Off the top of my head, I don't like the chosen brace style. On the occasion that I do an if/else with blocks, I like else to go on a new line instead of with the previous brace because that makes it a lot easier to read the else condition and gives nicer spacing around the separate blocks. I write without braces whenever possible. I think the braces around single expressions are just extra noise that distract from the real code.

Another one that comes to mind without looking anything up is the no-unused-vars rule. I understand the value in this rule, but it prevents things like const fnWithIgnoredParam = _ => 'some value', where I explicitly indicate the parameter is expected but ignored instead of implying there is no parameter expected.

And a lot of the enforced spacing rules go against the spacing I use..

I would not really expect you to change these rules, but I definitely need live linting to tell me about them. But there is no way you will get me to turn on these rules globally for my whole system.

There are also rules that I generally agree with, but have small potential for getting in the way. That's where inline overrides come into play. You can put a comment in the code that tells eslint to ignore the rule, and anyone reading the code knows you broke the rule on purpose and can interpret accordingly. A couple examples are no-constant-condition and no-sparse-arrays (not great examples, but examples nonetheless). You aren't likely to need to override these, but it's nice know we can.

I also like to use inline overrides for temporary things while I'm working, such as (when no-unused-vars is turned on) disabling no-unused-vars for a block that I'm writing from scratch until there is enough logic in place for that rule to have meaning again.

We could also add things that make the project standard even more strict than JS Standard. It seems like you are on board with using const for declaration. There is a prefer-const rule that Standard omits. We could add that rule and it would yell at people trying to use let or var unless they reassign the variable's value later in the code.

Eruant commented 6 years ago

I'm not sure where you are coming from for all of your arguments:

Another one that comes to mind without looking anything up is the no-unused-vars rule. I understand the value in this rule, but it prevents things like const fnWithIgnoredParam = _ => 'some value', where I explicitly indicate the parameter is expected but ignored instead of implying there is no parameter expected.

This does not throw any errors using standard

I also like to use inline overrides for temporary things while I'm working, such as (when no-unused-vars is turned on) disabling no-unused-vars for a block that I'm writing from scratch until there is enough logic in place for that rule to have meaning again.

You can add eslint hints without needing to extend standard.

I'm going to accept the PR as it will enable you to have code hints in your editor.
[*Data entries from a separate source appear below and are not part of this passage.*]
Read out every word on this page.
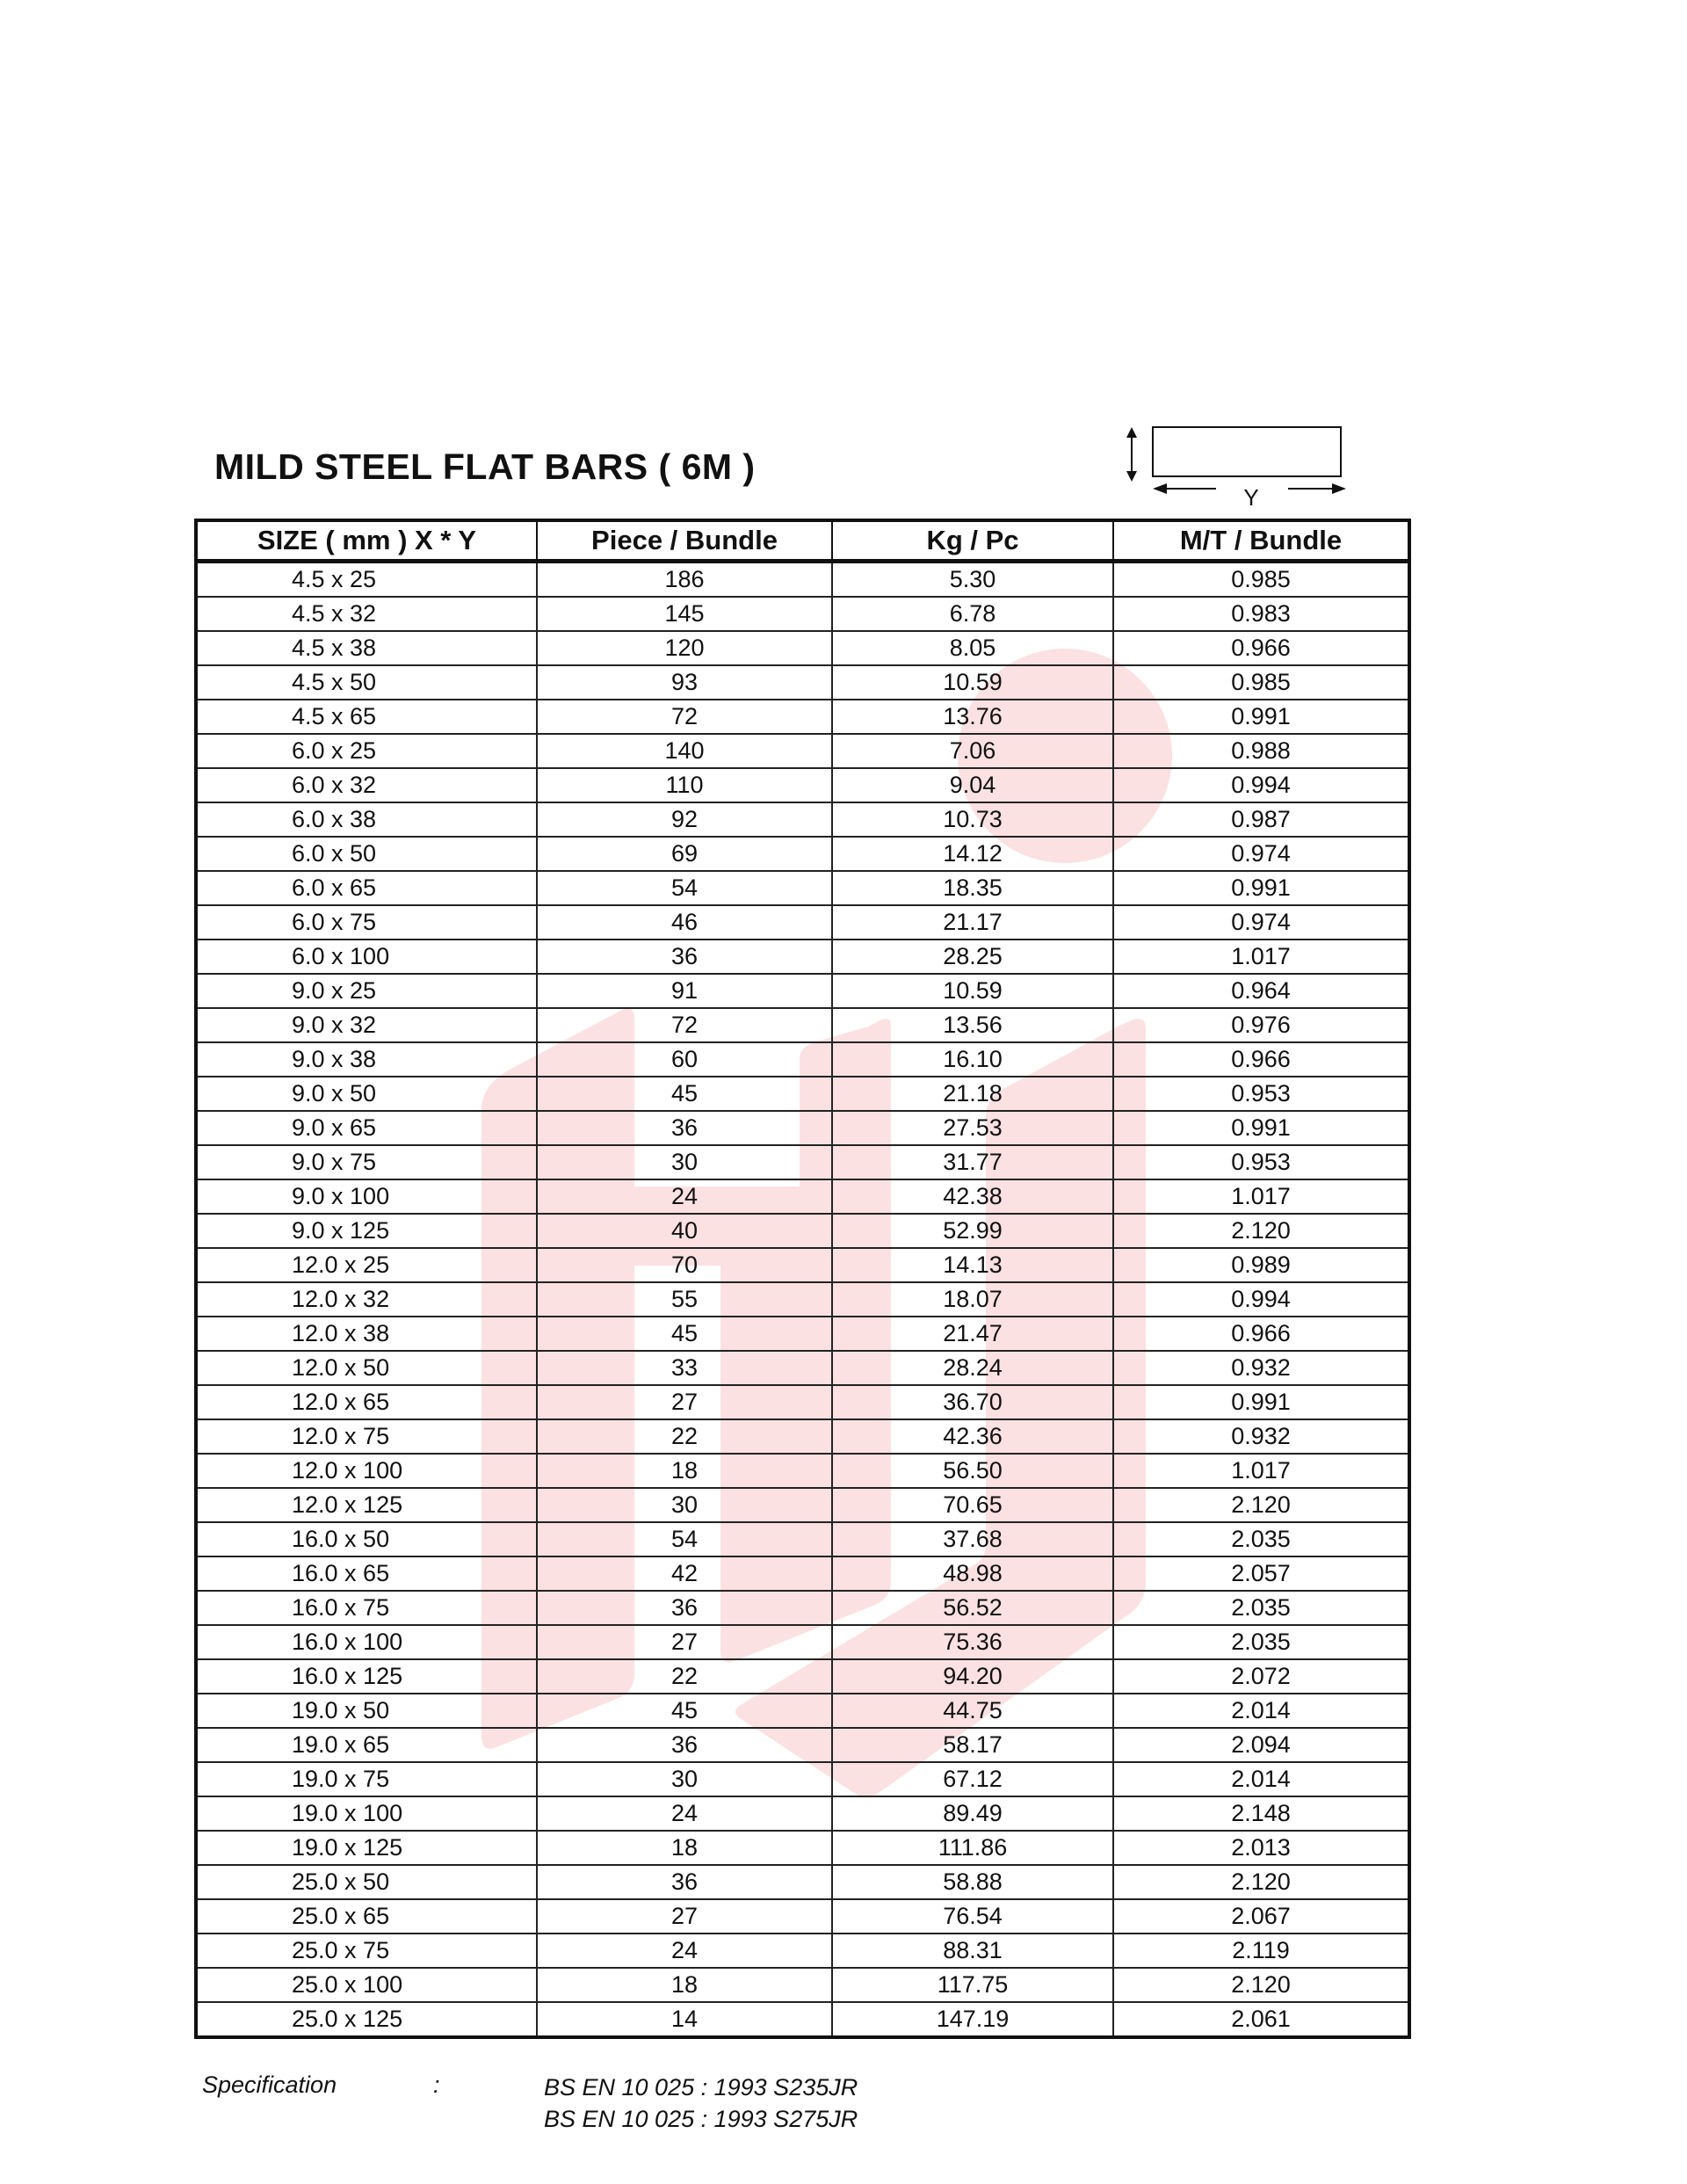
MILD STEEL FLAT BARS ( 6M )
Y
SIZE ( mm ) X * Y	Piece / Bundle	Kg / Pc	M/T / Bundle
4.5 x 25	186	5.30	0.985
4.5 x 32	145	6.78	0.983
4.5 x 38	120	8.05	0.966
4.5 x 50	93	10.59	0.985
4.5 x 65	72	13.76	0.991
6.0 x 25	140	7.06	0.988
6.0 x 32	110	9.04	0.994
6.0 x 38	92	10.73	0.987
6.0 x 50	69	14.12	0.974
6.0 x 65	54	18.35	0.991
6.0 x 75	46	21.17	0.974
6.0 x 100	36	28.25	1.017
9.0 x 25	91	10.59	0.964
9.0 x 32	72	13.56	0.976
9.0 x 38	60	16.10	0.966
9.0 x 50	45	21.18	0.953
9.0 x 65	36	27.53	0.991
9.0 x 75	30	31.77	0.953
9.0 x 100	24	42.38	1.017
9.0 x 125	40	52.99	2.120
12.0 x 25	70	14.13	0.989
12.0 x 32	55	18.07	0.994
12.0 x 38	45	21.47	0.966
12.0 x 50	33	28.24	0.932
12.0 x 65	27	36.70	0.991
12.0 x 75	22	42.36	0.932
12.0 x 100	18	56.50	1.017
12.0 x 125	30	70.65	2.120
16.0 x 50	54	37.68	2.035
16.0 x 65	42	48.98	2.057
16.0 x 75	36	56.52	2.035
16.0 x 100	27	75.36	2.035
16.0 x 125	22	94.20	2.072
19.0 x 50	45	44.75	2.014
19.0 x 65	36	58.17	2.094
19.0 x 75	30	67.12	2.014
19.0 x 100	24	89.49	2.148
19.0 x 125	18	111.86	2.013
25.0 x 50	36	58.88	2.120
25.0 x 65	27	76.54	2.067
25.0 x 75	24	88.31	2.119
25.0 x 100	18	117.75	2.120
25.0 x 125	14	147.19	2.061
Specification	:	BS EN 10 025 : 1993 S235JR
BS EN 10 025 : 1993 S275JR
I don't think we should extend standard in the future (the whole point of standard is to remove the hastle of code style)

skylize commented 6 years ago

I'm going to accept the PR as it will enable you to have code hints in your editor. I don't think we should extend standard in the future (the whole point of standard is to remove the hastle of code style)

Thanks. 👍

That's fine with me. As I've said several times already, the point of this was not to extend Standard, but rather to make it easier to follow best practice of letting editors pull the linter and linting rules from the project instead of from a global.

I just thought potential to extend rules sometime in the future (if we run into a worthwhile reason to) was a nice bonus worth mentioning. I only even discussed particular rules because you asked.